Benchmark baseline model & Diagnostic for bias and variance

• We built a baseline linear models using the Spotify-provided audio features (e.g., danceability, loudness) for hit song prediction (popularity score) with two aims. First, we want to test the feasibility of using audio features to predict popularity. Second, we want to benchmark the baseline model performance so that we could evaluate our more sophisticated model later on.
• With a cross-validation framework, the averaged MSE for validation folds were around 89, and the predictive accuracy, as measured by Spearman correlation coefficient between actual and predicted popularity scores reached 0.27.
• We did a quick diagnostic of the error, which in principle consists 1) Bias, 2) Variance, and 3) irreducible error. As shown in the figure below, test error does not drop as training sample size increases, and test error is already very close to training error, suggesting that the baseline model is under-fitting and has high bias. Thus a direct solution is to increases the number of audio features. Of course, this goes beyond what Spotify-available features, and we used audio data preprocessing to quantify our predictive audio features, as shown in the next section.

3. The predictive model

Web-scrap data

• Using the preview-URLs queried using Spotify API, we web-scraped the preview-mp3 (~30s long) from those URLs.

Extract mel spectrogram

• Mel (Melody) spectrograms contains information across three aspects. First, using STFT (Short-Time Fourier Transform), mel-spectrogram has time-frequency representation. Second, it represents amplitude in a perceptually-relevant manner by amplitude-db conversion. Most importantly, it represents frequency also in a perceptually-relevant manner by converting frequency to the mel scale. Thus, the mel-spectrogram includes ample perceptually relevant audio features for our deep learning mode.

Obtain music tag

• Using a pre-trained CNN model described here. We computed the music tag loading for each mp3 clips. These music tag loadings will be part of the input to our final model, along with the mel spectrogram.
• Below are the structure of this auto-tagging CNN and a sample result for a mp3 clip’s tag loadings.

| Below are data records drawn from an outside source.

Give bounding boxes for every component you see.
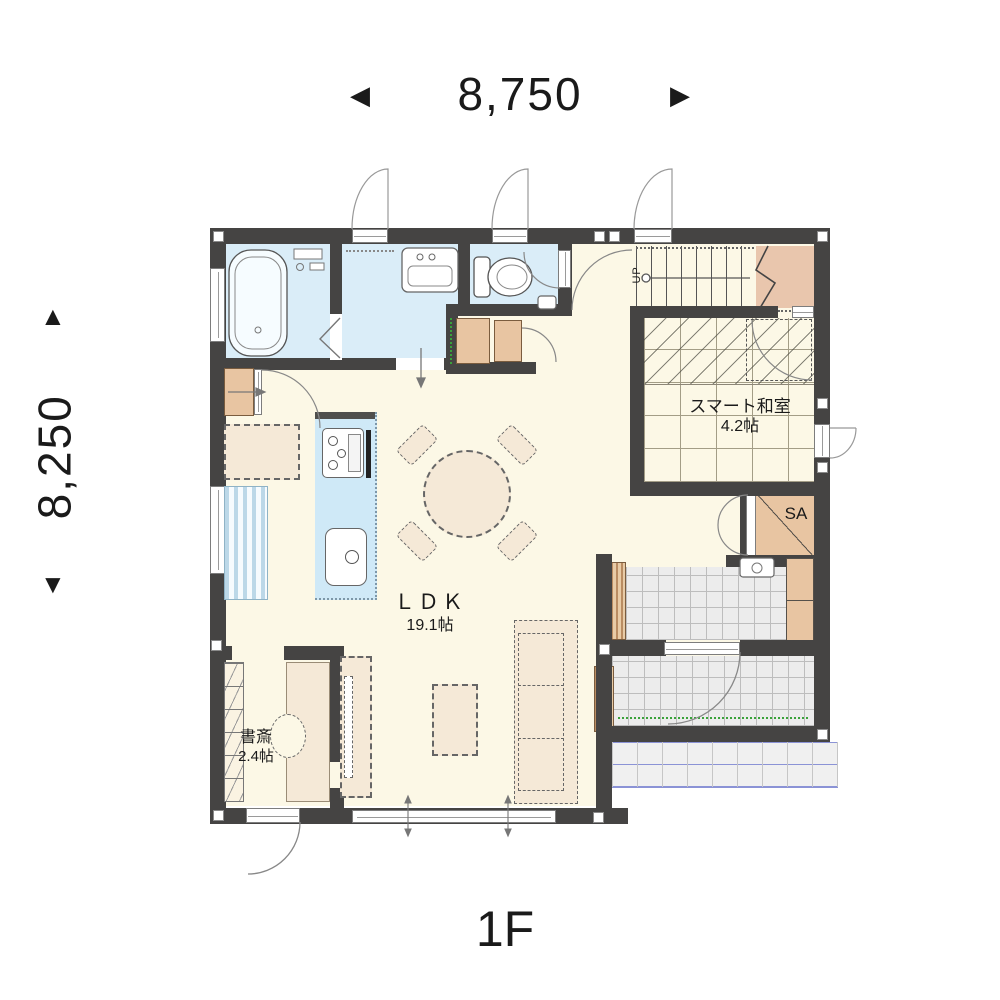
kitchen-counter-corner	[224, 424, 300, 480]
linen-cabinet	[456, 318, 490, 364]
washroom-dotted-edge	[346, 250, 394, 252]
room-ldk-label: ＬＤＫ 19.1帖	[370, 590, 490, 636]
door-toilet-leaf	[558, 250, 571, 288]
wall-sa-west-post	[740, 493, 746, 557]
casement-window-swing	[352, 169, 672, 229]
kitchen-faucet	[345, 550, 359, 564]
tv	[344, 676, 353, 778]
wall-washroom-south-a	[342, 358, 396, 370]
hall-cabinet	[494, 320, 522, 362]
wall-washitsu-south	[630, 482, 830, 496]
dimension-width-value: 8,750	[457, 66, 582, 124]
window-bathroom-west	[210, 268, 225, 342]
room-study-label: 書斎 2.4帖	[216, 728, 296, 767]
door-study-south-leaf	[246, 808, 300, 823]
step-edge-green-dotted	[618, 717, 808, 719]
kitchen-hood-edge	[315, 412, 375, 419]
wall-pillar	[211, 640, 222, 651]
arrow-left-icon: ◀	[350, 79, 370, 112]
room-washroom	[342, 244, 458, 358]
ldk-wall-cabinet	[224, 368, 254, 416]
stove-grill	[348, 434, 361, 472]
genkan-tile-floor	[626, 567, 786, 640]
wall-pillar	[817, 462, 828, 473]
bathroom-door-opening	[330, 314, 342, 360]
porch-tile	[612, 742, 838, 788]
dimension-height-value: 8,250	[26, 357, 84, 557]
stair-landing-door	[792, 306, 814, 318]
sa-double-door	[746, 493, 756, 557]
wall-pillar	[817, 231, 828, 242]
floor-plan-canvas: ◀ 8,750 ▶ ▲ 8,250 ▼ 1F UP スマート和室 4.2帖 SA	[0, 0, 1000, 1000]
ldk-cabinet-door	[254, 369, 262, 415]
linen-cabinet-green-dots	[450, 318, 452, 364]
entry-alcove-tile-floor	[612, 656, 814, 726]
wall-entrydoor-east	[740, 640, 816, 656]
sofa-seat	[518, 633, 564, 791]
stove-edge-strip	[366, 430, 371, 478]
wall-pillar	[609, 231, 620, 242]
wall-pillar	[594, 231, 605, 242]
window-ldk-south-sliding	[352, 810, 556, 823]
stove-burner	[328, 436, 338, 446]
dimension-width: ◀ 8,750 ▶	[350, 66, 690, 124]
washitsu-east-door-swing	[830, 428, 856, 458]
wall-pillar	[817, 398, 828, 409]
wall-pillar	[817, 729, 828, 740]
staircase-treads	[636, 246, 754, 308]
coffee-table	[432, 684, 478, 756]
room-bathroom	[224, 244, 330, 358]
window-top-3	[634, 229, 672, 243]
arrow-up-icon: ▲	[40, 300, 66, 333]
wall-entrance-south	[612, 726, 830, 742]
entrance-cabinet-divider	[786, 600, 814, 601]
wall-washitsu-north	[630, 306, 778, 318]
window-bench	[224, 486, 268, 600]
arrow-right-icon: ▶	[670, 79, 690, 112]
dining-table	[423, 450, 511, 538]
wall-pillar	[593, 812, 604, 823]
study-door-swing	[248, 822, 300, 874]
wall-pillar	[599, 644, 610, 655]
stair-up-label: UP	[631, 255, 645, 295]
room-washitsu-label: スマート和室 4.2帖	[660, 396, 820, 437]
arrow-down-icon: ▼	[40, 568, 66, 601]
door-washitsu-east-frame	[814, 424, 830, 458]
sofa	[514, 620, 578, 804]
sofa-seat-divider	[518, 685, 564, 686]
window-ldk-west	[210, 486, 225, 574]
washitsu-closet-dashed	[746, 319, 812, 381]
wall-pillar	[213, 810, 224, 821]
stove-burner	[337, 449, 346, 458]
stair-landing	[756, 246, 814, 308]
wall-ldk-east	[596, 554, 612, 824]
room-sa-label: SA	[778, 503, 814, 524]
door-entrance-leaf	[664, 642, 740, 655]
wall-entrydoor-west	[612, 640, 666, 656]
floor-label: 1F	[445, 898, 565, 961]
wall-toilet-south	[446, 304, 572, 316]
washroom-door-opening	[396, 358, 444, 370]
window-top-1	[352, 229, 388, 243]
wall-washitsu-west	[630, 306, 644, 496]
wall-pillar	[213, 231, 224, 242]
study-north-opening	[232, 646, 284, 660]
sofa-seat-divider	[518, 738, 564, 739]
stove-burner	[328, 460, 338, 470]
window-top-2	[492, 229, 528, 243]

Model training and testing

• We reviewed 10+ papers on hit song prediction models. We chose an inception CNN since its has the highest predict accuracy among all models and it can use the popularity score we extracted from Spotify API for prediction. The structure of the model can be seen below. The model outputs a prediction score of popularity.
• The mel-spectrogram features of the mp3 clip can only capture the low level information of a song. Thus, we want to incorporate the higher level information, tag loadings, to improve the performance. To do this, we passed the tag loadings for each song through a fully-connected DNN and yield another prediction score of popularity.
• We took a weighted averaged of the two prediction score and yielded the final popularity prediction score.
• We trained the model for 10 epochs before the validation loss started to increase.

Model performance

• With more abundant audio features, we decreased the MSE from the baseline MSE = 89 now to MSE = 82. Likewise, we improved the model predictive accuracy, as measured by Spearman correlation coefficient from 0.27 to 0.34.

4. Develop API

• We wrapped up our model and developed a REST API using FLASK, which yields the gif demo presented at the start of this post.
• After loading the mp3 clip, our API will produce two estimated scores: 1) the predicted Spotify popularity score, 2) the percentile of popularity among all Mando-pop songs on Spotify.
• The detail usage of the API and the codes can be found here.

Reference

[1] Yu, L. C., Yang, Y. H., Hung, Y. N., & Chen, Y. A. (2017). Hit song prediction for pop music by siamese cnn with ranking loss. arXiv preprint arXiv:1710.10814. repo

[2] Liu, J. Y., & Yang, Y. H. (2016, October). Event localization in music auto-tagging. In Proceedings of the 24th ACM international conference on Multimedia (pp. 1048-1057).